Le coronavirus et nous… Quelques enjeux

20 mars 2020 - 20 mai 2020

Actualite

N’ayez pas peur

Ce sont des mots souvent présents dans la Bible. Lorsqu’on a mis sa foi dans le Seigneur, la peur n’a plus de raison d’être, cette peur qui paralyse, la peur irraisonnée sans rapport avec le danger. La foi n’empêche pas la peur comme réaction instinctive devant un risque évident : si l’on voit une voiture nous foncer dessus, bien sûr nous aurons peur et ce sera normal, peut être même que la peur nous donnera le bon réflexe pour éviter le drame.

N’oublions pas non plus l’adage populaire : « la peur ne garantit pas du mal ». La peur ne nous immunise pas contre un virus ; c’est même peut être juste l’inverse.

 

« Soyez donc prudents comme des serpents » (une des traductions possibles de Mt 10, 16)

Devant un danger plein d’incertitude, la prudence s’impose. Elle s’impose d’autant plus qu’un virus est un ennemi invisible. Il ne serait tout simplement pas intelligent de braver les consignes données par ceux qui ont la responsabilité du bien public.

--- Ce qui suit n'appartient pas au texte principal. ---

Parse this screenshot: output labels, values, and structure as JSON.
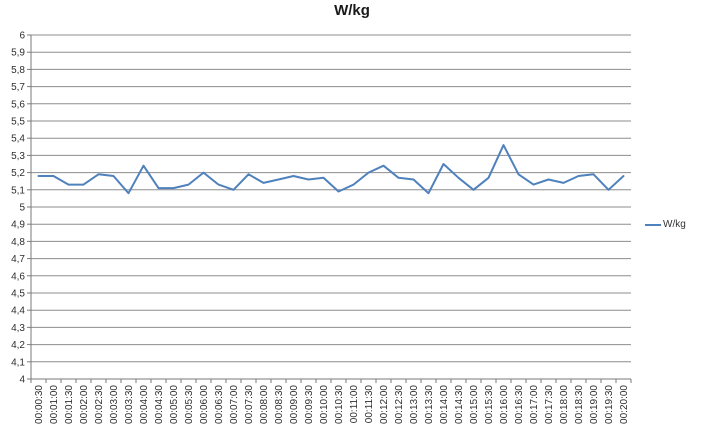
{
  "title": "W/kg",
  "legend": {
    "label": "W/kg"
  },
  "colors": {
    "series": "#4F81BD",
    "gridline": "#8d8d8d",
    "axis": "#7a7a7a",
    "tick_label": "#2e2e2e",
    "title": "#1a1a1a",
    "background": "#ffffff"
  },
  "chart_data": {
    "type": "line",
    "title": "W/kg",
    "xlabel": "",
    "ylabel": "",
    "ylim": [
      4,
      6
    ],
    "ytick_step": 0.1,
    "decimal_separator": ",",
    "grid": true,
    "legend_position": "right",
    "categories": [
      "00:00:30",
      "00:01:00",
      "00:01:30",
      "00:02:00",
      "00:02:30",
      "00:03:00",
      "00:03:30",
      "00:04:00",
      "00:04:30",
      "00:05:00",
      "00:05:30",
      "00:06:00",
      "00:06:30",
      "00:07:00",
      "00:07:30",
      "00:08:00",
      "00:08:30",
      "00:09:00",
      "00:09:30",
      "00:10:00",
      "00:10:30",
      "00:11:00",
      "00:11:30",
      "00:12:00",
      "00:12:30",
      "00:13:00",
      "00:13:30",
      "00:14:00",
      "00:14:30",
      "00:15:00",
      "00:15:30",
      "00:16:00",
      "00:16:30",
      "00:17:00",
      "00:17:30",
      "00:18:00",
      "00:18:30",
      "00:19:00",
      "00:19:30",
      "00:20:00"
    ],
    "series": [
      {
        "name": "W/kg",
        "color": "#4F81BD",
        "values": [
          5.18,
          5.18,
          5.13,
          5.13,
          5.19,
          5.18,
          5.08,
          5.24,
          5.11,
          5.11,
          5.13,
          5.2,
          5.13,
          5.1,
          5.19,
          5.14,
          5.16,
          5.18,
          5.16,
          5.17,
          5.09,
          5.13,
          5.2,
          5.24,
          5.17,
          5.16,
          5.08,
          5.25,
          5.17,
          5.1,
          5.17,
          5.36,
          5.19,
          5.13,
          5.16,
          5.14,
          5.18,
          5.19,
          5.1,
          5.18
        ]
      }
    ]
  }
}
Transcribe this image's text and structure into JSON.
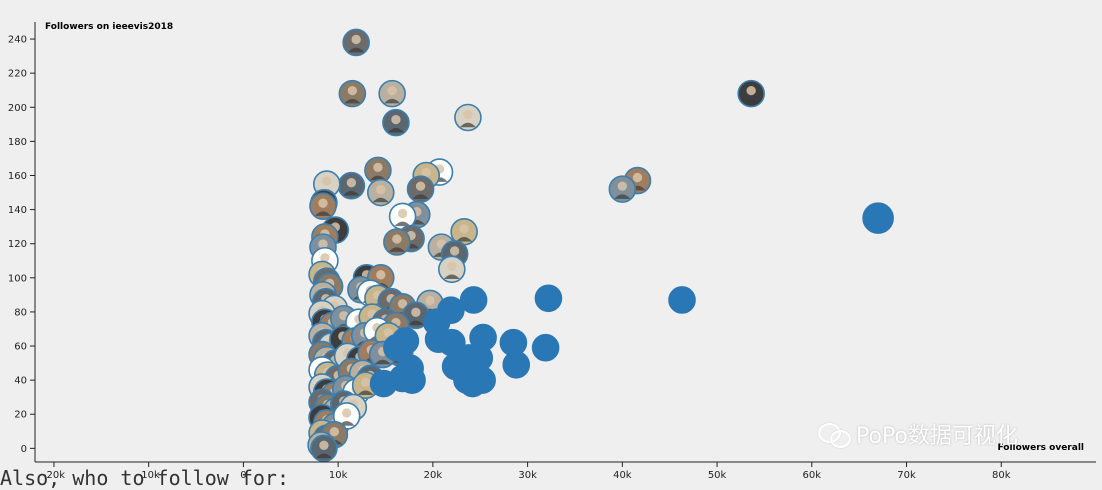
{
  "chart_data": {
    "type": "scatter",
    "ylabel": "Followers on ieeevis2018",
    "xlabel": "Followers overall",
    "xlim": [
      -22000,
      90000
    ],
    "ylim": [
      -8,
      250
    ],
    "x_ticks": [
      -20000,
      -10000,
      0,
      10000,
      20000,
      30000,
      40000,
      50000,
      60000,
      70000,
      80000
    ],
    "x_tick_labels": [
      "-20k",
      "-10k",
      "0",
      "10k",
      "20k",
      "30k",
      "40k",
      "50k",
      "60k",
      "70k",
      "80k"
    ],
    "y_ticks": [
      0,
      20,
      40,
      60,
      80,
      100,
      120,
      140,
      160,
      180,
      200,
      220,
      240
    ],
    "point_radius_px": 13,
    "colors": {
      "axis": "#222222",
      "point_fill": "#2a77b6",
      "point_stroke": "#3b7fb0",
      "avatar_palette": [
        "#6b6b6b",
        "#8a7a66",
        "#b9b0a0",
        "#5b6770",
        "#d8d2c4",
        "#3d3d3d",
        "#a07d5e",
        "#7f8f9c",
        "#ffffff",
        "#c8b68a"
      ]
    },
    "series": [
      {
        "marker": "filled-circle",
        "points": [
          {
            "x": 67000,
            "y": 135,
            "r": 15
          },
          {
            "x": 46300,
            "y": 87
          },
          {
            "x": 32200,
            "y": 88
          },
          {
            "x": 24300,
            "y": 87
          },
          {
            "x": 21900,
            "y": 81
          },
          {
            "x": 20400,
            "y": 74
          },
          {
            "x": 25300,
            "y": 65
          },
          {
            "x": 28500,
            "y": 62
          },
          {
            "x": 31900,
            "y": 59
          },
          {
            "x": 20600,
            "y": 64
          },
          {
            "x": 22000,
            "y": 62
          },
          {
            "x": 23800,
            "y": 53
          },
          {
            "x": 24900,
            "y": 53
          },
          {
            "x": 22400,
            "y": 48
          },
          {
            "x": 28800,
            "y": 49
          },
          {
            "x": 23600,
            "y": 40
          },
          {
            "x": 25200,
            "y": 40
          },
          {
            "x": 24200,
            "y": 38
          },
          {
            "x": 17100,
            "y": 63
          },
          {
            "x": 16200,
            "y": 59
          },
          {
            "x": 17600,
            "y": 47
          },
          {
            "x": 16800,
            "y": 41
          },
          {
            "x": 17800,
            "y": 40
          },
          {
            "x": 14800,
            "y": 38
          }
        ]
      },
      {
        "marker": "avatar-circle",
        "points": [
          {
            "x": 11900,
            "y": 238
          },
          {
            "x": 11500,
            "y": 208
          },
          {
            "x": 15700,
            "y": 208
          },
          {
            "x": 16100,
            "y": 191
          },
          {
            "x": 23700,
            "y": 194
          },
          {
            "x": 53600,
            "y": 208
          },
          {
            "x": 41600,
            "y": 157
          },
          {
            "x": 40000,
            "y": 152
          },
          {
            "x": 20700,
            "y": 162
          },
          {
            "x": 19300,
            "y": 160
          },
          {
            "x": 18700,
            "y": 152
          },
          {
            "x": 14200,
            "y": 163
          },
          {
            "x": 14500,
            "y": 150
          },
          {
            "x": 11400,
            "y": 154
          },
          {
            "x": 8800,
            "y": 155
          },
          {
            "x": 8500,
            "y": 144
          },
          {
            "x": 8400,
            "y": 142
          },
          {
            "x": 18300,
            "y": 137
          },
          {
            "x": 16800,
            "y": 136
          },
          {
            "x": 23300,
            "y": 127
          },
          {
            "x": 17700,
            "y": 123
          },
          {
            "x": 16200,
            "y": 121
          },
          {
            "x": 20900,
            "y": 118
          },
          {
            "x": 22300,
            "y": 114
          },
          {
            "x": 22000,
            "y": 105
          },
          {
            "x": 9700,
            "y": 128
          },
          {
            "x": 8600,
            "y": 124
          },
          {
            "x": 8400,
            "y": 118
          },
          {
            "x": 8600,
            "y": 110
          },
          {
            "x": 8300,
            "y": 102
          },
          {
            "x": 8800,
            "y": 98
          },
          {
            "x": 9100,
            "y": 95
          },
          {
            "x": 8400,
            "y": 90
          },
          {
            "x": 8700,
            "y": 86
          },
          {
            "x": 9600,
            "y": 82
          },
          {
            "x": 13000,
            "y": 100
          },
          {
            "x": 14500,
            "y": 100
          },
          {
            "x": 12400,
            "y": 93
          },
          {
            "x": 13400,
            "y": 91
          },
          {
            "x": 14200,
            "y": 88
          },
          {
            "x": 15600,
            "y": 86
          },
          {
            "x": 16800,
            "y": 83
          },
          {
            "x": 19700,
            "y": 85
          },
          {
            "x": 18200,
            "y": 78
          },
          {
            "x": 8300,
            "y": 79
          },
          {
            "x": 8600,
            "y": 74
          },
          {
            "x": 9400,
            "y": 72
          },
          {
            "x": 10600,
            "y": 76
          },
          {
            "x": 12200,
            "y": 74
          },
          {
            "x": 13600,
            "y": 77
          },
          {
            "x": 15000,
            "y": 74
          },
          {
            "x": 16100,
            "y": 72
          },
          {
            "x": 8300,
            "y": 66
          },
          {
            "x": 8700,
            "y": 62
          },
          {
            "x": 9300,
            "y": 60
          },
          {
            "x": 10500,
            "y": 64
          },
          {
            "x": 11800,
            "y": 63
          },
          {
            "x": 12800,
            "y": 66
          },
          {
            "x": 14100,
            "y": 69
          },
          {
            "x": 15300,
            "y": 66
          },
          {
            "x": 16500,
            "y": 56
          },
          {
            "x": 8300,
            "y": 55
          },
          {
            "x": 8800,
            "y": 52
          },
          {
            "x": 9700,
            "y": 50
          },
          {
            "x": 11000,
            "y": 54
          },
          {
            "x": 12300,
            "y": 52
          },
          {
            "x": 13500,
            "y": 56
          },
          {
            "x": 14700,
            "y": 55
          },
          {
            "x": 8300,
            "y": 46
          },
          {
            "x": 8900,
            "y": 43
          },
          {
            "x": 10000,
            "y": 41
          },
          {
            "x": 11400,
            "y": 45
          },
          {
            "x": 12600,
            "y": 44
          },
          {
            "x": 13400,
            "y": 41
          },
          {
            "x": 8300,
            "y": 36
          },
          {
            "x": 8800,
            "y": 33
          },
          {
            "x": 9600,
            "y": 31
          },
          {
            "x": 10800,
            "y": 35
          },
          {
            "x": 11900,
            "y": 33
          },
          {
            "x": 12900,
            "y": 37
          },
          {
            "x": 8300,
            "y": 27
          },
          {
            "x": 8900,
            "y": 24
          },
          {
            "x": 9800,
            "y": 22
          },
          {
            "x": 10600,
            "y": 26
          },
          {
            "x": 11600,
            "y": 24
          },
          {
            "x": 8300,
            "y": 18
          },
          {
            "x": 8800,
            "y": 15
          },
          {
            "x": 9700,
            "y": 13
          },
          {
            "x": 10900,
            "y": 19
          },
          {
            "x": 8300,
            "y": 9
          },
          {
            "x": 8800,
            "y": 6
          },
          {
            "x": 9600,
            "y": 8
          },
          {
            "x": 8200,
            "y": 2
          },
          {
            "x": 8500,
            "y": 0
          }
        ]
      }
    ]
  },
  "caption": "Also, who to follow for:",
  "watermark": "PoPo数据可视化"
}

Si un chrétien doit être prêt à donner sa vie, il est aussi « gardien de son frère » ; il n’a donc pas à donner la vie de ceux qui l’entourent ! Cela est vrai pour toutes les formes de maladie infectieuse, tous les virus.

 

« Je la conduirai au désert et là je parlerai à son cœur » Os 2, 6

« Restez chez vous »… Voilà les mots qui nous sont dis et redis depuis quelques jours. Serait-ce une occasion de se retrouver soi-même, loin des activités qui nous sollicitent ? Ceux qui ont plusieurs enfants à domicile, actuellement, sont sûrement bien occupés. Ceux qui ont des incertitudes financières (chômage technique, obligation de fermer un magasin, frais supplémentaires de garde d’enfants, etc.) n’ont sûrement pas l’esprit bien libre. Ceux qui sont touchés personnellement par le virus (eux-mêmes ou pour des proches) vivent des situations angoissantes. Le personnel hospitalier qui va aller au bout de ses forces pour sauver le plus grand nombre des malades gravement atteints,  n’aura pas de repos. Pourtant le changement absolu de rythme de vie qui va s’imposer de plus en plus dans notre société (et pour une durée indéterminée) va créer un choc dont nous pouvons peut être tirer parti pour revoir nos priorités, nos choix ; réinventer nos modes de relations ; regarder la mort autrement ; donner un sens plus fort au simple fait d’être en vie.

Ce « carême », sous une forme totalement imprévue, est peut être une occasion de renouvellement. Nous n’aurons pas la paix profonde des beaux offices de la semaine sainte, nous n’exploserons pas ensemble de la joie du ressuscité au matin de Pâques… mais il est certain que le Seigneur nous comblera autrement.

 

Maladie, handicap, mort ne sont pas des punitions de Dieu

Chaque fois qu’il y a une catastrophe ou un risque grave sur notre planète, on voit ressurgir cette idée que Dieu punirait. Il faut tordre le cou à cette idée. Relisons pour cela, au chapitre 13 de l’évangile selon Saint Luc, les neuf premiers versets. Devant deux drames récents qui lui sont rapportés, Jésus répond : « pensez-vous que ces Galiléens étaient de plus grands pécheurs que tous les autre Galiléens pour avoir subi un tel sort ? Non, je vous le dis mais si vous ne vous convertissez pas, vous périrez tous de même ». Il n’y a donc pas punition mais appel à la conversion pour tous, car tous nous sommes pécheurs. Il revient à chacun de trouver le sens des évènements qui marquent sa vie ; il n’y a pas de sens qui s’imposerait absolument. Méfions-nous donc de ces types de discours d’où qu’ils viennent.

 

Le coronavirus ne doit pas nous détourner d’autres drames

N’oublions pas que nous mourrons plus sûrement, collectivement, du réchauffement climatique, de la perte de la biodiversité, des guerres et des drames qu’ils provoquent dont les flux de migrants. N’oublions pas non plus le déséquilibre mondial entre riches et pauvres : la pauvreté tue. La seule différence est qu’avec ce virus chacun se dit qu’il peut être touché demain et mourir rapidement ; alors que tout le reste nous semble faussement lointain.